Supattapone and his research team employ a variety of advanced techniques, using animal, cell culture and test tube models, to study prion infectivity. They were the first to produce infectious prions in a test tube using chemically defined components, and to identify specific cofactor molecules as essential partners in this process.
"We're doing further studies now to better understand how that works, both in terms of how it affects the structure of the protein and what genes might regulate this conversion process," he says. "In addition, we hope that insights from our work will also be potentially applicable to other neurogenerative diseases such as Alzheimer's disease and Parkinson's disease in the future."
"I am very pleased that Dr.

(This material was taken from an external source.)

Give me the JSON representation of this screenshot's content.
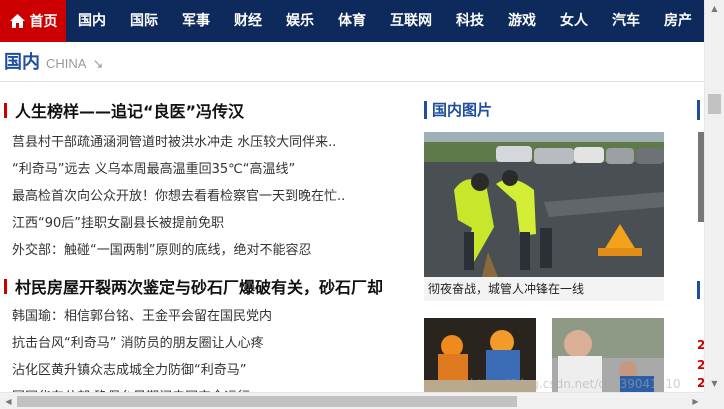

Supattapone received this recognition," says Geisel Dean Duane Compton. "It is a well-deserved honor from peers in the field of neuroscience recognizing his many groundbreaking discoveries about the pathologies caused by prions."
Supattapone's leadership roles at Dartmouth have included serving as the chair for the Molecular and Cellular Biology Graduate Program, director for the Clinical Translational Science Master's Program, and director for the Cellular and Molecular Basis of Disease Course. He has been a standing member of two NIH study sections, holds seven patents, and has won several teaching awards at Geisel and at the University of California at San Francisco.
Supattapone was elected as a Fellow to both the American Society for Microbiology and the American Association for the Advancement of Science in 2016. He was named to the Geisel Academy of Master Educators in 2014.